Across Africa’s national parks, similar effects of climate change are felt. Multiple studies show that extreme weather events are leading to the loss of plants and animals, which struggle to cope with longer dry spells and hotter temperatures.
Zimbabwe’s parks agency has intervened to ease the problem with 100 solar-powered boreholes to pump underground water into pools for animals to drink. But with so much surface water drying up, animals are still forced to walk longer distances, sometimes across national borders, in search of food and water.
The Kavango–Zambezi Transfrontier Conservation Area is the world’s largest multi-country conservation area, spanning 520,000 square kilometers over five southern African countries including Zimbabwe. The area is larger than Germany and Austria combined and provides a corridor for animals to freely trek for hundreds of kilometers.
Many are taking that option, Farawo said.
“We often joke that unlike humans who stay close to the parks, animals can eat breakfast in Zimbabwe, lunch in Botswana and supper in another country,” he said.
The parched environment affects animals like elephants in multiple ways, according to a recent study by researchers from Zimbabwe, Britain and South Africa.
Their report, published in late October in the journal Nature Communications, cited a combination of heat, drought and population density as likely contributing factors for an outbreak of a blood-poisoning bacterial infection that killed 35 elephants during the dry season in Hwange National Park in western Zimbabwe in 2020. The report followed extensive tests on carcasses.
Zimbabwe is home to about 100,000 savanna elephants, second only to Botswana’s 130,000. Zimbabwe and Botswana over the decades have built large herds of elephants that far exceed the capacity of some parks, and both countries now say the effects of that overpopulation are worsened by resource depletion caused by climate change.
Birds are another victim.

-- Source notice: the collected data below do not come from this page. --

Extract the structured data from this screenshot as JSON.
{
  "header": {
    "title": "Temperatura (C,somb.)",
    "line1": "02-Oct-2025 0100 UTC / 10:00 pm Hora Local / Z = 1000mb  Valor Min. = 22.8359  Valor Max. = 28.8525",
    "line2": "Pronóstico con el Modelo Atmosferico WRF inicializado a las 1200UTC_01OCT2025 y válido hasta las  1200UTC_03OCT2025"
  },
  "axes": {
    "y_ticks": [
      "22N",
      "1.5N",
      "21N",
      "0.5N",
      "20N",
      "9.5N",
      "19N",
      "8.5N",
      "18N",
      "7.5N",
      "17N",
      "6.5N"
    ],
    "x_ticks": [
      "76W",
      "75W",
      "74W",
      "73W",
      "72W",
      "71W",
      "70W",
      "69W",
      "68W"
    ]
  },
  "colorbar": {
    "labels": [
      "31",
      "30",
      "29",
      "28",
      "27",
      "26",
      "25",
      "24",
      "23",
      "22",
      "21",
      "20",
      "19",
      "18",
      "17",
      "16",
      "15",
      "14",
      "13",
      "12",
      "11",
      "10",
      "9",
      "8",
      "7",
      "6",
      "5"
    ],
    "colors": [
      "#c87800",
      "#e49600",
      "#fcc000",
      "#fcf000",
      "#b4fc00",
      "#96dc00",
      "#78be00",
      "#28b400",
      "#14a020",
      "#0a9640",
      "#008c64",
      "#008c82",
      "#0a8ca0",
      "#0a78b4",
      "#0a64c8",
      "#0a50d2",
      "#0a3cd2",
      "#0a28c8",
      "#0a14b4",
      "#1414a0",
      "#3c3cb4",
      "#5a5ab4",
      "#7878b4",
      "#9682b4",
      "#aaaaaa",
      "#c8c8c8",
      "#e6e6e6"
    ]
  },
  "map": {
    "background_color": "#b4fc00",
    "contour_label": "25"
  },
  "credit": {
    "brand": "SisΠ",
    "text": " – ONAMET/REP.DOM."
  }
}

They need baobab, acacia and other trees for breeding, but hungry herbivores like elephants and giraffes leave little behind.
“They can only breed at a certain tree height, and it means it affects their breeding cycle because the trees are now too low for the security of their young ones,” Farawo said.
He warned that the future of some tree species is at risk, and “you can hardly see a young acacia or baobab tree because they are destroyed by the animals.”
And across Zimbabwe, there is increased conflict between humans and animals.
Many people living close to national parks, forests or mountains were already struggling to put food on the table due to depressed economic conditions. With the drought, they clash more frequently with animals that are encroaching into human settlements in search of food and water.
Farawo said the parks agency received about 4,000 distress calls from communities battling hyenas, lions, elephants and baboons in 2022, and the human-animal conflict has been rising over the last five years. The agency received 900 calls in 2018, he said.
People sometimes dig trenches, establish bee hives or bang pots and pans to keep away animals. They are not always successful.
In Hwange town and surrounding areas, residents have raised the alarm with parks authorities over herds of elephants venturing from the park to eat from people’s gardens and fields, even destroying water pipes so that they can drink.
In the eastern Manicaland province, residents described what they called a new phenomenon: A hyena killed a man, ripping off his lips and a limb. “Now they are turning to humans,” the state-run Manica Post newspaper quoted a resident as saying.
Farawo confirmed the incident.
“It’s because the animals are looking for food,” he said. “Hyenas are an indicator species of food availability. If there is no food, they move all over looking.”